Para cuando el amable lector revise esta página, un servidor estará en la playa, en observación estricta del viejo ritual mexicano de irse a remojar las pantorrillas durante vacaciones veraniegas. La playa en sí, vista objetivamente, es lugar admirable. Hay pelícanos y gaviotas, que son pajarracos que no suele ver uno por la calle. Hay un horizonte morrocotudo por el que pasan barquitos. El vaivén de las olas puede subyugar, como testimonian la mitad de las canciones de don Agustín Lara. Perder la vista en el mar mientras se bebe la consabida cerveza y dejarse envolver por el sopor que infunden la arena y la sombra de las palmeras es un placer innegable para nadie que no sea un suicida en potencia.
El problema es que no está uno solo en ese breve paraíso. A diestra y siniestra acecha el resto de la Humanidad. Niños muelones a los que no hay modo de callar y cuyos berridos alejarán cualquier rastro de sueño, ya sea porque se meten al mar y los revuelca la ola o porque no los dejan regresar a la orilla a que la ola los revuelque. Y sus padres, unos adictos al reguetón armados de poderosos mp3 con bocinas, a quienes la playa, en vez de ensueños de reposo, les provoca el comportamiento maniaco y eléctrico de unas mangostas. Y además, claro, la turba adolescente a la moda que escapa a toda descripción que no lo haga terminar declarando a uno ante la Conapred.

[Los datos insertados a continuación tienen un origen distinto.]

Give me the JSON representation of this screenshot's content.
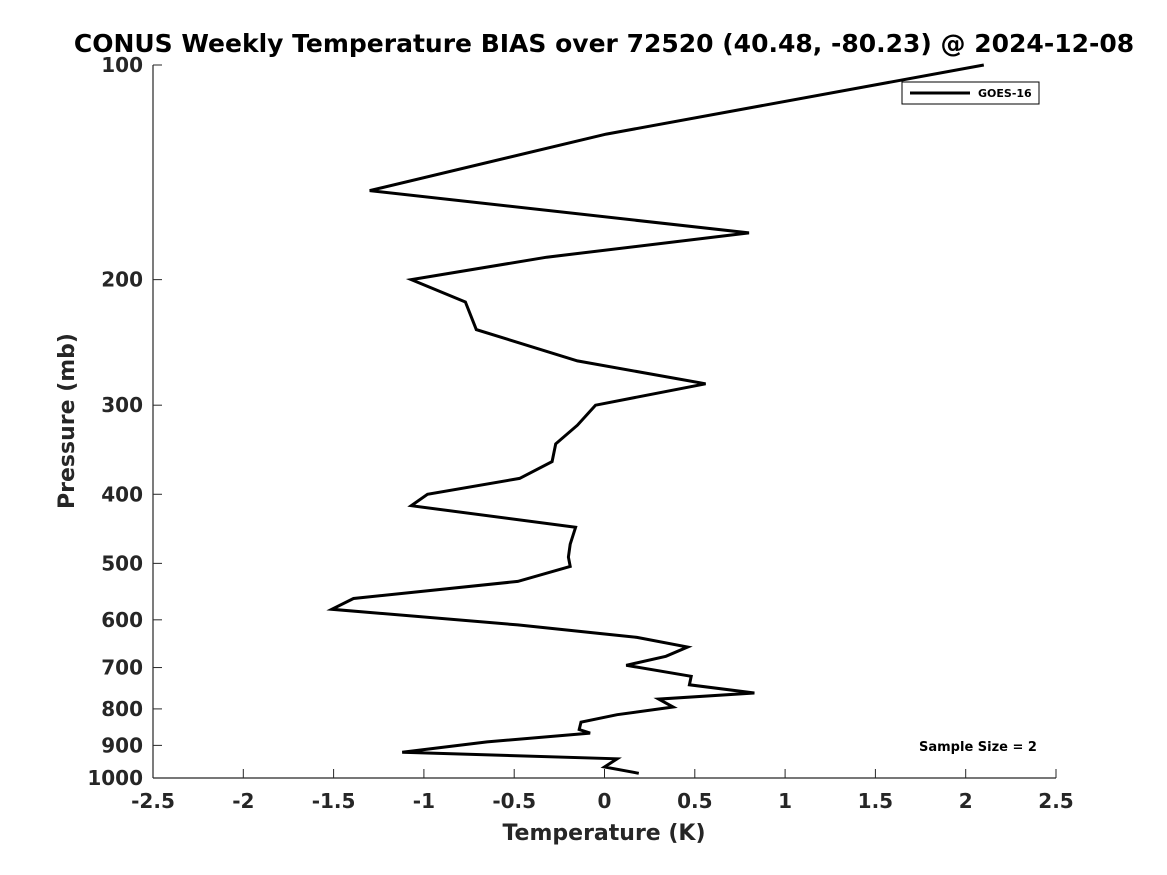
{
  "chart_data": {
    "type": "line",
    "title": "CONUS Weekly Temperature BIAS over 72520 (40.48, -80.23) @ 2024-12-08",
    "xlabel": "Temperature (K)",
    "ylabel": "Pressure (mb)",
    "xlim": [
      -2.5,
      2.5
    ],
    "ylim": [
      100,
      1000
    ],
    "yscale": "log",
    "yreversed": true,
    "xticks": [
      -2.5,
      -2,
      -1.5,
      -1,
      -0.5,
      0,
      0.5,
      1,
      1.5,
      2,
      2.5
    ],
    "xtick_labels": [
      "-2.5",
      "-2",
      "-1.5",
      "-1",
      "-0.5",
      "0",
      "0.5",
      "1",
      "1.5",
      "2",
      "2.5"
    ],
    "yticks": [
      100,
      200,
      300,
      400,
      500,
      600,
      700,
      800,
      900,
      1000
    ],
    "ytick_labels": [
      "100",
      "200",
      "300",
      "400",
      "500",
      "600",
      "700",
      "800",
      "900",
      "1000"
    ],
    "grid": false,
    "legend_position": "top-right",
    "annotation": "Sample Size = 2",
    "series": [
      {
        "name": "GOES-16",
        "color": "#000000",
        "x": [
          2.1,
          0.01,
          -1.3,
          0.8,
          -0.32,
          -1.07,
          -0.77,
          -0.71,
          -0.15,
          0.56,
          -0.05,
          -0.15,
          -0.27,
          -0.29,
          -0.47,
          -0.98,
          -1.07,
          -0.16,
          -0.19,
          -0.2,
          -0.19,
          -0.48,
          -1.39,
          -1.51,
          -0.48,
          0.18,
          0.46,
          0.34,
          0.12,
          0.48,
          0.47,
          0.83,
          0.3,
          0.38,
          0.07,
          -0.13,
          -0.14,
          -0.08,
          -0.65,
          -1.12,
          0.07,
          0.0,
          0.19
        ],
        "y": [
          100,
          125,
          150,
          172,
          186,
          200,
          215,
          235,
          260,
          280,
          300,
          320,
          340,
          360,
          380,
          400,
          415,
          445,
          470,
          490,
          505,
          530,
          560,
          580,
          610,
          635,
          655,
          675,
          695,
          720,
          740,
          760,
          775,
          795,
          815,
          835,
          855,
          865,
          890,
          920,
          940,
          965,
          985
        ]
      }
    ]
  }
}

Los horrores se acumulan y el menor de ellos no es el hecho de que los precios se disparen en estas fechas a niveles dignos de la cartera de un magnate que haya venido al país a que le den ayahuasca con pretextos espirituales y a que le tumben dos mil dólares diarios. Filetes de a 200 pesos. “Mariscadas” de a 500, que en el menú parecen apetitosas pero en la mesa son indistinguibles de un plato de sobras. Excursiones de a mil 500, en las que uno es atacado por “animadores” que se empeñan en contar chistes y cantar canciones pestíferas de la radio. En fin. Uno apechuga y se convence de que vestirse con bermudas y chancletas y rodearse de varios miles de ingenuos en galas similares lo curarán del tedio y las tensiones urbanas. Lo cual, como podría sospechar cualquier persona sensata, es un error.
No: en el fondo, vamos al mar porque nuestros padres nos llevaron antes y porque a ellos los condujeron nuestros abuelos. Pagamos cantidades absurdas por visitar costas repletas y desagradables en busca de recobrar veranos infantiles imposibles. Manejamos durante horas o nos apretujamos en camiones y aeropuertos no por el mar, que es horroroso, sino por la idea del mar, ese espacio libre, limpio, vacío como el primer día de la creación, que no existe en ninguna parte más que en la memoria. Una falsa y bella memoria.